No doubt about it: Brains are cool.
Just ask the 300 local K-12 students who visited the 10th UCLA Brain Awareness Week at the David Geffen School of Medicine at UCLA. They got a close-up look at a real human brain -- as well as the brains of mice, sheep and cats – and no one went “Ewwwww!” (Few people, anyway.)
UCLA undergraduate and graduate students in neuroscience organized and staffed the entire event, held March 12-16. The point of Brain Awareness Week, sponsored by UCLA’s Brain Research Institute, is to raise interest in research and get students thinking about careers in science.
It seems to have worked.
Vidya Saravanapandian, a graduate student in the UCLA Centre for Autism Research and Treatment, fielded many of the questions from the visitors and can vouch for the inherent fascination of looking at, and learning about, brains.
“The younger kids, just looking at a human brain, they were so excited,” Saravanapandian said. “They were like, ‘Oh my god!
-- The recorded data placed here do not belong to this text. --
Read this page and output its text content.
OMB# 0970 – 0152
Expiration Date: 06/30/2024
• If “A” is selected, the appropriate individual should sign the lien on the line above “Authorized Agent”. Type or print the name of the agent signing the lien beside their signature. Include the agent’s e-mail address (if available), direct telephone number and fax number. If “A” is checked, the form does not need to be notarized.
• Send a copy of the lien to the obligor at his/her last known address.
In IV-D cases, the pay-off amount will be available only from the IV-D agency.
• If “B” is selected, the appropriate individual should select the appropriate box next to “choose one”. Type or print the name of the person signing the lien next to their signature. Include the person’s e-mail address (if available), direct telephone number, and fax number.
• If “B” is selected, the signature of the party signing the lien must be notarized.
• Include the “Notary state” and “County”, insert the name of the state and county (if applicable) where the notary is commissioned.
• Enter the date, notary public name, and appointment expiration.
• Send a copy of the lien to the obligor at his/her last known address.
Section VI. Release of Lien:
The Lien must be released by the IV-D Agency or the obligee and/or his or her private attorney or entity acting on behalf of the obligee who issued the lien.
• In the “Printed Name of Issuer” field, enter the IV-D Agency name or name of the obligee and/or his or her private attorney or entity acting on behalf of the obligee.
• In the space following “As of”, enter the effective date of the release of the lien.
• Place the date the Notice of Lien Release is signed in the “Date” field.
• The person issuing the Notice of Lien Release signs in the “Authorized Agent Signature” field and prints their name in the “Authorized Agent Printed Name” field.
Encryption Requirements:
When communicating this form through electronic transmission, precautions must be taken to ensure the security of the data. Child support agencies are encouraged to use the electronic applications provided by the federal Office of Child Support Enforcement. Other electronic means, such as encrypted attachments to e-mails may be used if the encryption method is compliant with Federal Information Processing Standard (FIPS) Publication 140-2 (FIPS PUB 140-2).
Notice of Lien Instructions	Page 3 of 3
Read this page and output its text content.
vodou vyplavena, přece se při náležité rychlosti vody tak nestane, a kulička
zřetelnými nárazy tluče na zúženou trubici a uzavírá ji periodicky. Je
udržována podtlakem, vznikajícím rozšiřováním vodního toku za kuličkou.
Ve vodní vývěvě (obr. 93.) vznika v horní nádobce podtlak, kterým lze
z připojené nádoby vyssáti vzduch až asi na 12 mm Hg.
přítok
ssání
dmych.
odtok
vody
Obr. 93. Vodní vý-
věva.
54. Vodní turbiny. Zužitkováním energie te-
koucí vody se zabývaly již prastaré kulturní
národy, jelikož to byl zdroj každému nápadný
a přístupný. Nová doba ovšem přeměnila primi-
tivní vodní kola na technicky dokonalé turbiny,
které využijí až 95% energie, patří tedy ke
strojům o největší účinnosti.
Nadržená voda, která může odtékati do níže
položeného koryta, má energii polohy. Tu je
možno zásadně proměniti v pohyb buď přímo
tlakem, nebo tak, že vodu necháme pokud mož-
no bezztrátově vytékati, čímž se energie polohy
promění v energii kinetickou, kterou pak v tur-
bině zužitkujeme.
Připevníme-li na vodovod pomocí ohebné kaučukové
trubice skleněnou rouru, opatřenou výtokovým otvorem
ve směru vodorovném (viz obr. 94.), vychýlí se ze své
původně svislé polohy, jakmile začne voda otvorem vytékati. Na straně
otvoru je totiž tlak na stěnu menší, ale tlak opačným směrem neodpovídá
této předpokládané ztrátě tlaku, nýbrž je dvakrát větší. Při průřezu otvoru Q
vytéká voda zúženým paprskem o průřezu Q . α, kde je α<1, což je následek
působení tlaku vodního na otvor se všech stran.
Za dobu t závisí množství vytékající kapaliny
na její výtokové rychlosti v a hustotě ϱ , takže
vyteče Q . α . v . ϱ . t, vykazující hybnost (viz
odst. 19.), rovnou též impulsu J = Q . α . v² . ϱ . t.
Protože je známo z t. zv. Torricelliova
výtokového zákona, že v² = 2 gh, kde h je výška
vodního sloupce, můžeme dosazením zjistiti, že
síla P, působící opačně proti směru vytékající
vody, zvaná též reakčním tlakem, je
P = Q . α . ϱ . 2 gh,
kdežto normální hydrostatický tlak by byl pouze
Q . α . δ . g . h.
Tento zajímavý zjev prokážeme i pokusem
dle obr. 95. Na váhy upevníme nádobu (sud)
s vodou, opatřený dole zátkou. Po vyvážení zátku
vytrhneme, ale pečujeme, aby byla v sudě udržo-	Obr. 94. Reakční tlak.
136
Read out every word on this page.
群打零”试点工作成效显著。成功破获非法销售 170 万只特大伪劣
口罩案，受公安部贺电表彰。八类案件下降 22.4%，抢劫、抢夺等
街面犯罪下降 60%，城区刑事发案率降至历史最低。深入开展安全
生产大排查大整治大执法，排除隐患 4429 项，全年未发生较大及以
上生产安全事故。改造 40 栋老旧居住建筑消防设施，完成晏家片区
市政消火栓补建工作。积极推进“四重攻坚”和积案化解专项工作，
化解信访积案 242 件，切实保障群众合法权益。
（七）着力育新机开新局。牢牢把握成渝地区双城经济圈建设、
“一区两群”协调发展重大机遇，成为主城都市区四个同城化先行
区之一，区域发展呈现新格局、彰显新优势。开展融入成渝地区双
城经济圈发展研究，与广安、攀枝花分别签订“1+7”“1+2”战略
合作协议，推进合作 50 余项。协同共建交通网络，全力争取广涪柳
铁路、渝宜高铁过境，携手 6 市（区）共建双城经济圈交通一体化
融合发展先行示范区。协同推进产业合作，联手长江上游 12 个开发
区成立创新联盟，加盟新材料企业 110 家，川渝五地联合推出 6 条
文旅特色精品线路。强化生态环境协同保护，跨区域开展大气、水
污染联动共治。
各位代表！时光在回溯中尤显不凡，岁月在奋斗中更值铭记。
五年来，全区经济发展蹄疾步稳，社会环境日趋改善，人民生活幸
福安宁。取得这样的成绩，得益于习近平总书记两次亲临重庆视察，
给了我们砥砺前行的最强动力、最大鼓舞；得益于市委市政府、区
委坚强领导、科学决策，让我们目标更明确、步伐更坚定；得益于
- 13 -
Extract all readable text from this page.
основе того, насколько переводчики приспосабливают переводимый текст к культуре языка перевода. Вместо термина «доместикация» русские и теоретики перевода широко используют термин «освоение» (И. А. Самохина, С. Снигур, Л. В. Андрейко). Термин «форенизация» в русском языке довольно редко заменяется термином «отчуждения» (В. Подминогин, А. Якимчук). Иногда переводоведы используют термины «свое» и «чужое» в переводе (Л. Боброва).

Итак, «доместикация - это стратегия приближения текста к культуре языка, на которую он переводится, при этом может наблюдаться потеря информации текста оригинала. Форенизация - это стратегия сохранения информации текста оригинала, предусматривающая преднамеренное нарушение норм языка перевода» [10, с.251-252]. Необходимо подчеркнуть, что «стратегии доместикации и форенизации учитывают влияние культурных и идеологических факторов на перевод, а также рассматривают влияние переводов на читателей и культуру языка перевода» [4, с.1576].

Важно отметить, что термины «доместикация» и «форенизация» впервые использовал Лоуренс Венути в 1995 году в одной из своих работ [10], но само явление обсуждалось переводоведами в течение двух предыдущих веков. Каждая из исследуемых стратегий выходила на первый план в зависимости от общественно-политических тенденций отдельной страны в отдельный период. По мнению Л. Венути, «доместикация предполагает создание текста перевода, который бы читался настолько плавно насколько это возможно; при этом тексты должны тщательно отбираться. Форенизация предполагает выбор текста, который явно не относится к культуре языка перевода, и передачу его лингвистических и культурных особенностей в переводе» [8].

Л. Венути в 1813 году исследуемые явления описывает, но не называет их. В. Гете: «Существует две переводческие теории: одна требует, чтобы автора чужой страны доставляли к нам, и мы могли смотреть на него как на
Is this actually from a real person? How do these people agree to give their brains to science?’”
Older students were curious about the different labs and the research conducted within them, as well as more prosaic matters – such as whether UCLA has dorms and where college students eat.
“These are all amazing questions, especially when you are trying to motivate kids to pursue higher studies,” Saravanapandian said.
Brain Awareness Week is an annual, worldwide celebration of research and progress in brain science, launched 23 years ago by The Dana Foundation, a philanthropic organization that supports brain research.